Ribosomal RNA maturation and its link to quality control of ribosome assembly – ARNr-QC

Task 1. Studies on the 5S and 23S maturation complexes will be performed using standard structural biology techniques (crystallography, NMR, SAXS). The protein components of the complexes with be produced in E. coli, the RNA components transcribed in vitro. Complexes will be made by incubation of the different components together followed by purification on gel-filtration columns, for crystallography trials and SAXS data collection etc. Task 2. Messenger RNA substrates of RNase P encoding factors that may have an impact on ribosome assembly will be identified both at a global level by RNA sequencing experiments and at a gene specific level by Northern blots probed for mRNAs encoding known assembly proteins. Once potential candidates are identified, we will map cleavage sites both in vivo and in vitro and determine the regulatory mechanisms involved by standard genetic and molecular biology techniques. Task 3. We originally proposed a number of techniques (cross-linking, purification etc) to identify the enzyme involved in 16S rRNA processing. Since we now believe we have the enzyme identified, we will try to determine the exact assembly intermediate that is a substrate for this enzyme by isolating ribosomes blocked at various steps of assembly (using assembly mutants) and then adding the purified enzyme in vitro to see if processing can occur.

1. Identification of preliminary crystallisation conditions and SAXS data for the 5S rRNA/L18/RNase M5 complex.
2. Identification of a potential substrate for RNase P that may explain the 30S ribosomal subunit defect in cells depleted for this enzyme
3. Identification of a candidate enzyme for the 16S rRNA 3' processing reaction

We have identified preliminary crystallography conditions for 5S rRNA/L18/M5 complex that require a significant amount of improvement to hope to be able to resolve the structure. We will soon begin experiments to identify the minimal 23S rRNA fragment for cleavage by Mini-III to begin structural studies of this complex along with co-factor L3. We have identified a potential substrate of RNase P that could explain the 30S assembly defect. Our future experiments will be designed to confirm this effect, to determine wither the effect of RNase P is direct, and if so to map the cleavage site to understand the mechanism. Finally, we believe we have identified the enzyme responsible for 16S rRNA processing. Our future experiments will focus on determining the co-factors involved.
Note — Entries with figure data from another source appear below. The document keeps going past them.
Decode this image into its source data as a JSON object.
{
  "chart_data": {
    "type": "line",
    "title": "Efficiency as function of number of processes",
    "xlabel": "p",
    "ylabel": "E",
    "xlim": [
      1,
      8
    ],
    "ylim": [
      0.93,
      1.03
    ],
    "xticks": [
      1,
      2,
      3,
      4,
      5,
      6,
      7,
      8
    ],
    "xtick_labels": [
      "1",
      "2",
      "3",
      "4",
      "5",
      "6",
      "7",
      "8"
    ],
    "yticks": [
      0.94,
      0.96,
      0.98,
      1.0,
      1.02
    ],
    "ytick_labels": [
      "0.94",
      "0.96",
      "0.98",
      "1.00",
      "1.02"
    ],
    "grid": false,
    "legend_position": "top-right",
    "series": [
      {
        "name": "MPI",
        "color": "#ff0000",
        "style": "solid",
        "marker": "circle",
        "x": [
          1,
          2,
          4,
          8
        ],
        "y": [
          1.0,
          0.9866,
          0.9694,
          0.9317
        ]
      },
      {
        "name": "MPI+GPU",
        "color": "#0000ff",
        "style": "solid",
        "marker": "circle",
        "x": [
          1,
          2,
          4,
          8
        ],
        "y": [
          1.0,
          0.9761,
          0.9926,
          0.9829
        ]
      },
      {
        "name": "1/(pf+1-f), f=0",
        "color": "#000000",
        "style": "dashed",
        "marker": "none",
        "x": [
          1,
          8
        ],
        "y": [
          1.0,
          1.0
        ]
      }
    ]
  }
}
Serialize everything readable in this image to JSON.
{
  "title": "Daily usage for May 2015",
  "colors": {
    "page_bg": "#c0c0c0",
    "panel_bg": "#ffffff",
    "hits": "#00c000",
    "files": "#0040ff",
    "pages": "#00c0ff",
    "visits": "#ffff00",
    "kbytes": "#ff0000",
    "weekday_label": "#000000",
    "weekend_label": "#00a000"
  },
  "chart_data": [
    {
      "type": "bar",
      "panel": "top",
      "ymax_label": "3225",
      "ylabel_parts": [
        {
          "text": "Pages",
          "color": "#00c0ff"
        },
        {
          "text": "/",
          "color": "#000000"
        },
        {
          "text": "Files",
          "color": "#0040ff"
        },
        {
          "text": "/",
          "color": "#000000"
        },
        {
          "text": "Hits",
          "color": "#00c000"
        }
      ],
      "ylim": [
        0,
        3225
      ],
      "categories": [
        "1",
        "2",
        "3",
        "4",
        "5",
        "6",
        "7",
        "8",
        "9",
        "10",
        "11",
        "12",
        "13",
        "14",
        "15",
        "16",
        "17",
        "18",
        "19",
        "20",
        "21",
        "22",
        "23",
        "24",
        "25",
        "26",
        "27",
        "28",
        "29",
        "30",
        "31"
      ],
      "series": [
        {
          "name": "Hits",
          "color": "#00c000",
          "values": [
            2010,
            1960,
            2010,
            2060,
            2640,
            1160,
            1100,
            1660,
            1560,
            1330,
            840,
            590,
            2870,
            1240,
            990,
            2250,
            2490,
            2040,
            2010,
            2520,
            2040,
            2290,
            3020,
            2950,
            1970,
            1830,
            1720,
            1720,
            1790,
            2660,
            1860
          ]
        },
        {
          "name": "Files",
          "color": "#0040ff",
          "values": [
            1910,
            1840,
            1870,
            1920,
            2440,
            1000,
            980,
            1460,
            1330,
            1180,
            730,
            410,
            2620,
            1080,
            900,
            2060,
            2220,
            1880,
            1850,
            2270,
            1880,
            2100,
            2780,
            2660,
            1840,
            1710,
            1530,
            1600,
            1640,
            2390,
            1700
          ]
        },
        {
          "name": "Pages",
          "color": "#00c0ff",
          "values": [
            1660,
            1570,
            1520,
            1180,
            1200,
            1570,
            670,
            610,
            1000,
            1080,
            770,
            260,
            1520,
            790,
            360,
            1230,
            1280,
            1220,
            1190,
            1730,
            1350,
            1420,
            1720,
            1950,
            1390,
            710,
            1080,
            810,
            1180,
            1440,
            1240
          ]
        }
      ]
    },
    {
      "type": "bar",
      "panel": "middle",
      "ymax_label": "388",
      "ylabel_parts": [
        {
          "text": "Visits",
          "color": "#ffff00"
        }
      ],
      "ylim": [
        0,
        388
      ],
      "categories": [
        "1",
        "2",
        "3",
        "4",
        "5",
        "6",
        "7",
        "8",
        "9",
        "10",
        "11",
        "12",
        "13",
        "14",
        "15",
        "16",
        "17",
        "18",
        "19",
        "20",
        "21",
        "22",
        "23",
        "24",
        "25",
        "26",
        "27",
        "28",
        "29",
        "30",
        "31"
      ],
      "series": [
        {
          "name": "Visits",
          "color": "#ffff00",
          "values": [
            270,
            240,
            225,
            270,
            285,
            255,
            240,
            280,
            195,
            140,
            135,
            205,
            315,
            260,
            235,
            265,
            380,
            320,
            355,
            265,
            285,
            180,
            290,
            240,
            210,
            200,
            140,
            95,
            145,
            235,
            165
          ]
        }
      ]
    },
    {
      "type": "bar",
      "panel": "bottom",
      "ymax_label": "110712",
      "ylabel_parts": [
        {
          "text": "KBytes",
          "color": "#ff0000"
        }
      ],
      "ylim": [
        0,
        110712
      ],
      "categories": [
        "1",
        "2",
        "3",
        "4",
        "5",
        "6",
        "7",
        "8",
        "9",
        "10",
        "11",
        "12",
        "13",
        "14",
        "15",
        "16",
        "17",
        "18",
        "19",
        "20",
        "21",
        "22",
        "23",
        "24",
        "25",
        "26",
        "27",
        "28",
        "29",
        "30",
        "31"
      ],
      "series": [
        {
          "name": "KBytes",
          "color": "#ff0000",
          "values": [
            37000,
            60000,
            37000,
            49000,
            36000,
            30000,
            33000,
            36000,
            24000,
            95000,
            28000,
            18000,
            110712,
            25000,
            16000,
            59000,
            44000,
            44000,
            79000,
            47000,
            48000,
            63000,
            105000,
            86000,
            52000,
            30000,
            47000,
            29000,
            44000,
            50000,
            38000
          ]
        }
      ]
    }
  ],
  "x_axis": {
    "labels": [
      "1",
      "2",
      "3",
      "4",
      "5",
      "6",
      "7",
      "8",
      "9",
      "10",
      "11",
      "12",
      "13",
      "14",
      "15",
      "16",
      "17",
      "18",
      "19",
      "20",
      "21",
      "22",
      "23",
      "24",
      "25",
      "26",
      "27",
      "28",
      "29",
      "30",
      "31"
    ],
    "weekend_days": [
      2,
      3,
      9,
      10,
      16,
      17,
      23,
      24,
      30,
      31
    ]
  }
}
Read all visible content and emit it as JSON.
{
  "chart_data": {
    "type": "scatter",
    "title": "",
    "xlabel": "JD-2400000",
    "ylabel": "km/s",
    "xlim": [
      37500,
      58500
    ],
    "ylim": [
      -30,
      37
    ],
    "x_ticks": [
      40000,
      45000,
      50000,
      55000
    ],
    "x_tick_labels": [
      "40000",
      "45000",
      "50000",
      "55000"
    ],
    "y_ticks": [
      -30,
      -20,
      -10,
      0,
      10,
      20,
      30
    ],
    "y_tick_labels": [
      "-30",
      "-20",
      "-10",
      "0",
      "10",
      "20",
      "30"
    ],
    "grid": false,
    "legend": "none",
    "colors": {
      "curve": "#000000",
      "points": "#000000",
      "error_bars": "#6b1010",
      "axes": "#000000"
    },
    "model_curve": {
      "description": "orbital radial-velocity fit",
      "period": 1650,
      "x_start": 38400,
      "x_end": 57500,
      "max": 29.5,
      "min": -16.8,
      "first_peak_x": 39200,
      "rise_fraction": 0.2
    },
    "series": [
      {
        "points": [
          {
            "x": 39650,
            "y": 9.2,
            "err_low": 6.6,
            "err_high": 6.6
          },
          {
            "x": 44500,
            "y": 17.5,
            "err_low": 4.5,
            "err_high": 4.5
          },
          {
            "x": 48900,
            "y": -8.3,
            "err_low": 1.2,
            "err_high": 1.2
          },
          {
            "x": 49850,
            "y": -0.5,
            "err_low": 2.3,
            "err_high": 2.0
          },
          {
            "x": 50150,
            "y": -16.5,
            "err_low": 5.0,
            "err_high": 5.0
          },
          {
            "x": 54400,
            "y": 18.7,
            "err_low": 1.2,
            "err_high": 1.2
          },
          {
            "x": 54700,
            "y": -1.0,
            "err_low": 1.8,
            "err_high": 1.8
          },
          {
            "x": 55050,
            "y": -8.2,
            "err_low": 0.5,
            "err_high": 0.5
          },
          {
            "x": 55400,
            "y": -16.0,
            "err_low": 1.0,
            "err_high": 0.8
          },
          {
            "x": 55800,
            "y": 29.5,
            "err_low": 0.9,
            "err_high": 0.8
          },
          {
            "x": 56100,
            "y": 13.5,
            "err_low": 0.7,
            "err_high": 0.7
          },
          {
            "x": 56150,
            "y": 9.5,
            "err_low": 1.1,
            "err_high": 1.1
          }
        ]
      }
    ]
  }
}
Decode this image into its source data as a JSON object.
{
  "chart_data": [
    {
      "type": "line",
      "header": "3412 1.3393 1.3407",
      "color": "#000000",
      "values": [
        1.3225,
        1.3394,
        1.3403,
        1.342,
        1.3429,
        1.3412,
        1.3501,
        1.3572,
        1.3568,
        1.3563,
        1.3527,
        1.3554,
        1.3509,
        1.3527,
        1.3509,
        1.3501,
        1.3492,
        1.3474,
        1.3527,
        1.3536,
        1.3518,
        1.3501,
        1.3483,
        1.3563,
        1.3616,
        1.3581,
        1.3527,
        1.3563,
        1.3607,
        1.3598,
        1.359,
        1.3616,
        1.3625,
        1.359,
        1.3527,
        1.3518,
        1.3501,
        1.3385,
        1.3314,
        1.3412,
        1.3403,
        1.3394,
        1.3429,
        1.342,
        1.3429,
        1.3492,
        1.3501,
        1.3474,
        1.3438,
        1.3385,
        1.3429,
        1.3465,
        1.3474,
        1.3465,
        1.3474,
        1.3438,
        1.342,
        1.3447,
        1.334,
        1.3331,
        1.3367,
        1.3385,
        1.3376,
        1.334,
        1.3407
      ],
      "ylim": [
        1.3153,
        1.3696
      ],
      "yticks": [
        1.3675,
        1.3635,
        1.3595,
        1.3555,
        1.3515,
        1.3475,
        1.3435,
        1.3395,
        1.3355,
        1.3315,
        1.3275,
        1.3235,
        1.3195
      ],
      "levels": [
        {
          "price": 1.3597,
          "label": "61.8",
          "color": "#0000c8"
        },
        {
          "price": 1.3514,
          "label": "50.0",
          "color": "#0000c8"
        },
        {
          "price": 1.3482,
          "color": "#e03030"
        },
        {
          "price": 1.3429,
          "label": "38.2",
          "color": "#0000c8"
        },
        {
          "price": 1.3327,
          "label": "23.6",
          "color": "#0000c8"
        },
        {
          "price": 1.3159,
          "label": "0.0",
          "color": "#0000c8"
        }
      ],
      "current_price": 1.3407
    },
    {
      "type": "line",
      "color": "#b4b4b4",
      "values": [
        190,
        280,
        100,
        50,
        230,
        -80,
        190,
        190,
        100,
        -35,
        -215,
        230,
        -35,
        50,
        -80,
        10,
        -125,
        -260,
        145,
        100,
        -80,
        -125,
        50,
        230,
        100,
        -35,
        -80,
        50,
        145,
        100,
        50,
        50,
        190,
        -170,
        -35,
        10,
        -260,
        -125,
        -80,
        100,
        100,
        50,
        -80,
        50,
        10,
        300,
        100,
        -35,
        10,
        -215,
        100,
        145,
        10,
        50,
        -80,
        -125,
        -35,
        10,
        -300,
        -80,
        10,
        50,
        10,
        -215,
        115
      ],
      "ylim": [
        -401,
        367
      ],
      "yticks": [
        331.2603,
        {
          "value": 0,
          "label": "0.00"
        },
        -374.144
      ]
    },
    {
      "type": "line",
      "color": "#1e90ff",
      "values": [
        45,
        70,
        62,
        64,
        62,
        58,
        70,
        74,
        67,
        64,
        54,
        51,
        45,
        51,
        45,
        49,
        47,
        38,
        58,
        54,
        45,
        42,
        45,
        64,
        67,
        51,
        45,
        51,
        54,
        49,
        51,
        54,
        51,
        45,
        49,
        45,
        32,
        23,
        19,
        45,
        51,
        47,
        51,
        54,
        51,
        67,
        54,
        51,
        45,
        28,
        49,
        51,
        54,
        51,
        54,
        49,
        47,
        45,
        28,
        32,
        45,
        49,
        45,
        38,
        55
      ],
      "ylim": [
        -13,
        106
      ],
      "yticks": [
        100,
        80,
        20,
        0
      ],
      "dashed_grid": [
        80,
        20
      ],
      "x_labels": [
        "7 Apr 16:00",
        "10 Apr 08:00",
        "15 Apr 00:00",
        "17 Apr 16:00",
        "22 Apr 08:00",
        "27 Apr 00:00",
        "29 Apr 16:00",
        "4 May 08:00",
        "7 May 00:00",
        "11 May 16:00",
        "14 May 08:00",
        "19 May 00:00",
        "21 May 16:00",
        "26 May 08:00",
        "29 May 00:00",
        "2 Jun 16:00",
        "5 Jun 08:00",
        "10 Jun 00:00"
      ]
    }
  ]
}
Rae1/YacP, a new endoribonuclease involved in ribsome-dependent mRNA decay in B. subtilis. EMBO J. In press

Characterisation of the quality control link between tRNA processing and ribosome assembly in Bacillus subtilis. 3rd course in Post-transcriptional gene regulation: mechanisms and networks. Curie Institute, Paris. Poster.

Ribosomes, the large ribonucleo-protein complexes that carry out protein synthesis, are essential for life. In rapidly growing cells, the biosynthesis of ribosomes accounts for most of cellular transcription and consumes a major portion of the cell's energy. Mistakes in ribosome assembly are thus understandably not tolerated and cells have active surveillance methods to rapidly degrade misassembled ribosomes and avoid making aberrant proteins. Mutations that increase the likelihood of assembly defects in humans are associated with a number of ‘ribosomopathies’, including cancer, highlighting the importance of accurate ribosome assembly for cellular well-being and how this process is intrinsically linked to other cellular processes, including cell division. In this study, we have uncovered a link between 5’ processing of transfer RNAs and the assembly of the small (30S) ribosomal subunit in the Gram-positive model organism Bacillus subtilis. It would make sense to stop making ribosomes if there is a problem with tRNA synthesis in the cell. We propose to characterise in detail the mechanism underlying this potentially new quality control step in ribosome assembly and determine how it ultimately affects 3’ processing of 16S rRNA. This processing reaction is the only major step in B. subtilis rRNA maturation for which the enzyme is not yet known; identifying it is thus an important goal of this project. We also propose to further our understanding of suspected quality control steps involved in the maturation of the rRNAs in the large (50S) subunit, by studying the roles of specific ribosomal proteins in the processing reactions of 23S and 5S rRNA at the molecular level. Although quality control of ribosome assembly has been well-studied in yeast, this question has not been addressed in depth in bacteria. This project will therefore substantially increase our understanding of this phenomenon and likely have future global implications for medicine in terms of revealing new potential antibiotic targets in evolutionarily related organisms.